One could characterize things this way, of course. But we generally say that when the term "person" as used in the Bill of rights does not apply, morality-type language simply doesn't apply. It's simply inappropriate to use it. Object, mechanism type language is what's appropriate. People who want to use morality-and-justice type language instead of machines-and-things type language are simply being conceptually inappropriate.

Thirty-five years of Supreme Court doctrine says so.
9.13.2009 2:26am
ReaderY:
I disagree with Justice Stephen's views, of course. But the best way I can express my disagreement is to take them seriously.

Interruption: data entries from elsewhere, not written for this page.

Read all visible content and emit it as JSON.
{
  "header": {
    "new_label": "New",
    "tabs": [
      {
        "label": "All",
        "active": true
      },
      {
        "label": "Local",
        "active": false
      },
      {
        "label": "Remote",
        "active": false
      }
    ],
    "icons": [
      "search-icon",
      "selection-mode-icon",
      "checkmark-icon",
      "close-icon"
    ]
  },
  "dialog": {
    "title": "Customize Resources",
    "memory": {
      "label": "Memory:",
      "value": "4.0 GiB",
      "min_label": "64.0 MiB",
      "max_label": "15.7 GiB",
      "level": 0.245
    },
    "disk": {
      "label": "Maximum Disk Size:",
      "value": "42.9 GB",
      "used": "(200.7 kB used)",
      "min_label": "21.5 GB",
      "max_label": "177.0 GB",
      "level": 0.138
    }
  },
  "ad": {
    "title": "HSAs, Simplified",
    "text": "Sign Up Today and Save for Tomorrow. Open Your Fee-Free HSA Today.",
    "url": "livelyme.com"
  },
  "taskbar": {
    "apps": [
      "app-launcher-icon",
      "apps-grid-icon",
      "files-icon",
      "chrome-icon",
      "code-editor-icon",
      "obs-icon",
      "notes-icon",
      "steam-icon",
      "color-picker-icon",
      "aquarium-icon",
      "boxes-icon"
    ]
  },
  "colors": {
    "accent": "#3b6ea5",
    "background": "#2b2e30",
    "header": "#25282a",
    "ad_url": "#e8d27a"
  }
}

Justice Stephens argued that when the Supreme Court held in Johnson v. Eisentrager that the term "person" as used in the Bill of Rights lacks "extraterritorial application", it was saying only that it had no jurisdiction over extraterritorial disputes. He argued that a later case overruled it.

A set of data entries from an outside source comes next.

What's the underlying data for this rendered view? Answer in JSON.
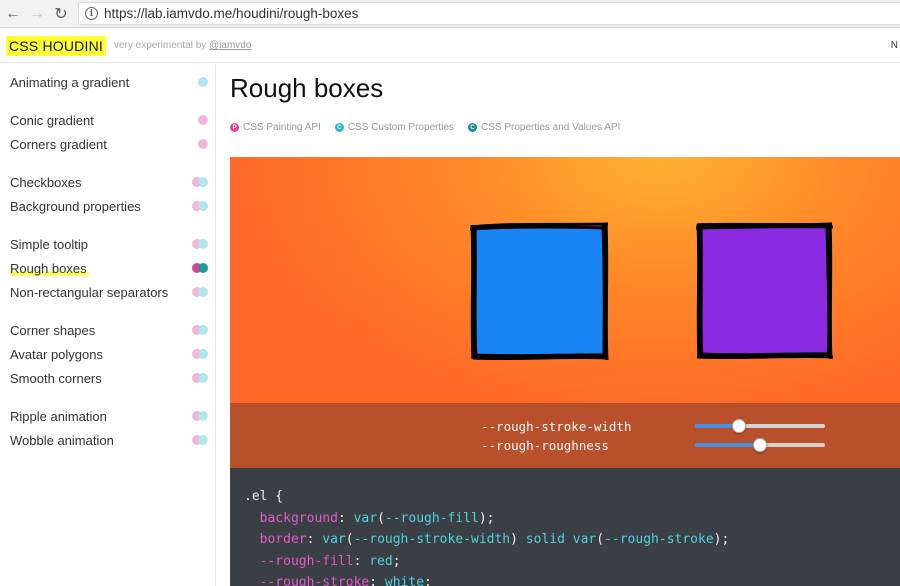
{
  "browser": {
    "url": "https://lab.iamvdo.me/houdini/rough-boxes",
    "back_glyph": "←",
    "forward_glyph": "→",
    "reload_glyph": "↻",
    "info_glyph": "i"
  },
  "header": {
    "logo": "CSS HOUDINI",
    "tagline_prefix": "very experimental by ",
    "tagline_author": "@iamvdo",
    "right_text": "N"
  },
  "sidebar": {
    "items": [
      {
        "label": "Animating a gradient",
        "dots": [
          "cyan"
        ]
      },
      {
        "label": "Conic gradient",
        "dots": [
          "pink"
        ]
      },
      {
        "label": "Corners gradient",
        "dots": [
          "pink"
        ]
      },
      {
        "label": "Checkboxes",
        "dots": [
          "pink",
          "cyan"
        ]
      },
      {
        "label": "Background properties",
        "dots": [
          "pink",
          "cyan"
        ]
      },
      {
        "label": "Simple tooltip",
        "dots": [
          "pink",
          "cyan"
        ]
      },
      {
        "label": "Rough boxes",
        "dots": [
          "pink",
          "teal"
        ],
        "active": true
      },
      {
        "label": "Non-rectangular separators",
        "dots": [
          "pink",
          "cyan"
        ]
      },
      {
        "label": "Corner shapes",
        "dots": [
          "pink",
          "cyan"
        ]
      },
      {
        "label": "Avatar polygons",
        "dots": [
          "pink",
          "cyan"
        ]
      },
      {
        "label": "Smooth corners",
        "dots": [
          "pink",
          "cyan"
        ]
      },
      {
        "label": "Ripple animation",
        "dots": [
          "pink",
          "cyan"
        ]
      },
      {
        "label": "Wobble animation",
        "dots": [
          "pink",
          "cyan"
        ]
      }
    ]
  },
  "main": {
    "title": "Rough boxes",
    "tags": [
      {
        "letter": "P",
        "label": "CSS Painting API",
        "color": "#e0418e"
      },
      {
        "letter": "C",
        "label": "CSS Custom Properties",
        "color": "#1fb8c8"
      },
      {
        "letter": "C",
        "label": "CSS Properties and Values API",
        "color": "#1a8a8a"
      }
    ],
    "demo": {
      "box1_fill": "#1a86f6",
      "box2_fill": "#8a2be2"
    },
    "controls": {
      "stroke_width_label": "--rough-stroke-width",
      "roughness_label": "--rough-roughness",
      "stroke_width_fraction": 0.34,
      "roughness_fraction": 0.5
    },
    "code": {
      "line1_selector": ".el {",
      "line2_prop": "background",
      "line2_fn": "var",
      "line2_var": "--rough-fill",
      "line3_prop": "border",
      "line3_var1": "--rough-stroke-width",
      "line3_mid": "solid",
      "line3_var2": "--rough-stroke",
      "line4_prop": "--rough-fill",
      "line4_val": "red",
      "line5_prop": "--rough-stroke",
      "line5_val": "white"
    }
  }
}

But Roe v. Wade used the identical language, and indeed essentially the same reasoning as Johnson when it said the Bill of Rights lacks "prenatal application." And nobody considers this to be a holding that it has no jurisdiction over prenatal disputes. If it were, it could be discarded as a precedent as easily as Johnson -- and by the identical route.

Perhaps Justice Stephens will be taken seriously yet again.
9.13.2009 2:43am
xx:
I personally find your analogy strained and confusing, and your repeated misspelling of Stevens' name to be highly distracting.